Minimal Compelling Product (MCP)

As a UX professional I try to use language or examples that paints pictures or is self descriptive. Idealy, someone should get it with as little explanation as possible. The term MVP is a very clever term used to describe a methodology made popular by Eric Ries. The problem is, it paints a completly different picture for Mr. developer in his garage building the next Insta-something. Minimaly viable is too easily confused with things other than the actual product, like code, backend systems, device support and design*. Instead, minimally compelling, I think, more explicitly draws attention to the prodcut that is being built. Here are some examples of how I think the two terms mighht draw different conclusions:

Instagram: Fast beautiful photo sharing.   

MVP: Build a web based app that allows users to share pictures.   

MCP: Build a native app that allows users to add a filter to a picture before sharing.

Trello: Your entire project, in a single glance.

MVP: Create a todo list that has the ability for all tasks to be viewed on one simple page.  

MCP: Build a todo list that displays it’s tasks in an easy to view manner that emulates offline behaviour, such as moving cards from one list to another.

Diaspora: The community-run, distributed Social-network.  

MVP: Build a social netowrk than can be individually run on a users computer, using nodes and distributed networks.  

MCP: What the hell does this even mean?

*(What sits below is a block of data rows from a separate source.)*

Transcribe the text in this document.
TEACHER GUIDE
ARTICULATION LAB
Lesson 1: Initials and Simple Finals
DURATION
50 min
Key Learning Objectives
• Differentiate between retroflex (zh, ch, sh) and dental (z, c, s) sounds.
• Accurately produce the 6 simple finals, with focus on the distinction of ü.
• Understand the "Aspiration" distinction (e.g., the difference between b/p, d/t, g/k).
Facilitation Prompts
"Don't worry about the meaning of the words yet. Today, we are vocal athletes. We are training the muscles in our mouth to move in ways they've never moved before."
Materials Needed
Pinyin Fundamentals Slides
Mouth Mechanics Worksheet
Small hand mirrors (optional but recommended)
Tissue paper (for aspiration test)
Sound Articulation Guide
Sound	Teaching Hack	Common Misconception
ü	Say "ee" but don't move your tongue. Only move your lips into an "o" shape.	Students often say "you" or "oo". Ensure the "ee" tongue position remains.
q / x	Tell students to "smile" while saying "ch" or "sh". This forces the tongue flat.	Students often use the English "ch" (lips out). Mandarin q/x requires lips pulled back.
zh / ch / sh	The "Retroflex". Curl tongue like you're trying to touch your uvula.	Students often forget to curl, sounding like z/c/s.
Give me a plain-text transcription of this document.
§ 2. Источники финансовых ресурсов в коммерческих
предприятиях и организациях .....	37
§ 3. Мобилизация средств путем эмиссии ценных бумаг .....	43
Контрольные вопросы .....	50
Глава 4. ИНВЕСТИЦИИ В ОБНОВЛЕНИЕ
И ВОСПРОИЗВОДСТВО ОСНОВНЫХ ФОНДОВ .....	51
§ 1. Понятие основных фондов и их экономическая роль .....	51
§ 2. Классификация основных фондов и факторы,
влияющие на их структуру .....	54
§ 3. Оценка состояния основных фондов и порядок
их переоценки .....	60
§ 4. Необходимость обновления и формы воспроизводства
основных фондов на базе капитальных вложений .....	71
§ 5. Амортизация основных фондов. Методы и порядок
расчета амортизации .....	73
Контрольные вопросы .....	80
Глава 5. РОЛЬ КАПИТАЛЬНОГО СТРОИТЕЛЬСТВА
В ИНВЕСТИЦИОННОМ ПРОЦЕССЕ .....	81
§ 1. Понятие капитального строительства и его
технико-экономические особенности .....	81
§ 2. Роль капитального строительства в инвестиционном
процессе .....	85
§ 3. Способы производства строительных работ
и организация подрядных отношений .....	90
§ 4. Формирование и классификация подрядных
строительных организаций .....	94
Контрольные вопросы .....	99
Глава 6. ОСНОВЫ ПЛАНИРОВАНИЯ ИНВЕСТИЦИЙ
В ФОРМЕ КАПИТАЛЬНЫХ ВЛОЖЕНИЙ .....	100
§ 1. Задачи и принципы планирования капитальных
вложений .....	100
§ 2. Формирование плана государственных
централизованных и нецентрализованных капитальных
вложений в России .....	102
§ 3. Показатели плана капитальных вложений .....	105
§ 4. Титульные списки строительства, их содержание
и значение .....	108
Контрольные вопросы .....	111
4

Tacos and beer sound more compelling than this. Play music together.

MVP: Give users the ability to join a “room” and listen to music together by uploading songs from their computer.

MCP: Give users the ability to join a “room” and listen to music together. Users can play music by uploading songs from their computer or choosing from an online database that contains hundrends of songs instantly. 

In each of the examples above, I believe the entrepreneur has a better chance of seeing success if V1 of his product is the MCP vs the MVP. I think the term Minimally Compelling Product makes the non-product person really think through what V1 of a product should be. It at least begs the question: What’s the least amount of features that will be compelling to a user in order for them to use it. I think, swapping out compelling with viable, to them, paints a differnt picture.


* I’m not saying these things shouldn’t be part of the MVP process, they should, but they should be second to product development. You need to understand what the MCP of a product is before you engage in any of these activities.